Ein hilfreiches Tool zur Einschätzung, wie stark die Abhängigkeit oder wie gross die Gefahr ist, internetsüchtig zu werden, bietet die Internet-Suchtskala ISS-20. Der Selbsttest mit 20 Fragen kann im Internet heruntergeladen werden und liefert online auch sogleich das Ergebnis.

«Weil Internetsucht noch nicht vollständig als eigenständige Krankheit anerkannt ist, kann die Klassifizierung mitunter Probleme machen», sagte die Referentin. Im ICD-10 ist eine Codierung für das pathologische Spielen (F63) enthalten, wozu auch das Glücksspiel gehört. Eine Codierung existiert auch für die sexuelle Funktionsstörung (F52.7), zu der die Sexsucht gezählt wird. Im DSM-5 enthalten ist die Internet Gaming Disorder.

«Für viele Internetsüchtige ist das Internet der erste therapeutische Anlaufpunkt», erklärte Dr. Jabat. Denn die Betroffenen haben oftmals keinen Kontakt mehr zur Aussenwelt. Die Behandlung orientiert sich im Grundsatz an der Suchttherapie. Einen grossen Stellenwert hat bei allen psychischen Erkrankungen die Psychoedukation. «Der Patient muss verstehen, worum es bei der Störung genau geht, was sie auslöst und was sie für Partnerschaft, Arbeit, Freizeit und Lebensgenuss bedeutet», betonte die Expertin. Erfolg verspricht auch die kognitive Verhaltenstherapie.
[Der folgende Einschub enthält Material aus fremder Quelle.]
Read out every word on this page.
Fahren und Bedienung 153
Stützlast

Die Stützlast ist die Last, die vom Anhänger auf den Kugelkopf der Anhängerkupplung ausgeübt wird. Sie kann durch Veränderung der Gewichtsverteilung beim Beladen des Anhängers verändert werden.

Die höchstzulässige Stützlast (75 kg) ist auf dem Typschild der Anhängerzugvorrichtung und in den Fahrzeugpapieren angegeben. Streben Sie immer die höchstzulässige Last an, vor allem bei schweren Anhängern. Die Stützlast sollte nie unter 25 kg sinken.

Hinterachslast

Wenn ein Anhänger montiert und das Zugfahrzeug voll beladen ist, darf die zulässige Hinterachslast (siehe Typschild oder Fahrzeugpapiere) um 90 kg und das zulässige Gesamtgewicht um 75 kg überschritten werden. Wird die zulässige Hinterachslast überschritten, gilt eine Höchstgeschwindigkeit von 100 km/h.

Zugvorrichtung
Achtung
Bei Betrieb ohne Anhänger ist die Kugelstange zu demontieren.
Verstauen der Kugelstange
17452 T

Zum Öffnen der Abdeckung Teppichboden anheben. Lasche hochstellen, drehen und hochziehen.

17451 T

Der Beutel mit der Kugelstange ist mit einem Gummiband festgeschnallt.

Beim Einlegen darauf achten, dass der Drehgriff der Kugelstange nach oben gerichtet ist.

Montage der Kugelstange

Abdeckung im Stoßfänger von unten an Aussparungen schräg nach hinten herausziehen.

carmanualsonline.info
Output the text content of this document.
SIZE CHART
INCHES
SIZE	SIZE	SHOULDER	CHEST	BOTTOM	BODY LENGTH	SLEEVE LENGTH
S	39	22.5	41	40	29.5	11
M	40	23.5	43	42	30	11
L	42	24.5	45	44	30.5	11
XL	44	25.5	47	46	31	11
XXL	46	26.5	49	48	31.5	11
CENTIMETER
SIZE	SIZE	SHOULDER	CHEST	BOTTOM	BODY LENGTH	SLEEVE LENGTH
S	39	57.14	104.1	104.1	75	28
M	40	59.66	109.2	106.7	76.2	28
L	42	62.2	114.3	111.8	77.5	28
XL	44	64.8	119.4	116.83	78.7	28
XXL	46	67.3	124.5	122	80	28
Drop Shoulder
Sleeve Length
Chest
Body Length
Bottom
Behandlungsziel ist die Entwöhnung. Um dies zu erreichen, ist gelegentlich eine Filtersoftware hilfreich, zum Beispiel wenn ein exzessiver Pornografie-Konsum oder Kaufsucht im Mittelpunkt stehen. Eine weitere Therapieoption sind Antidepressiva. «Bupropion hat einen guten Effekt auf Spielsucht und die Impulskontrolle. SSRI wie Escitalopram wirken insbesondere bei hypersexuellen Störungen, die mit einem erhöhten Pornografiekonsum einhergehen», so die Psychiaterin. Die SSRI führten unter anderem zu einer Libidoreduktion, was einen Teil des Therapieerfolges erklären könnte.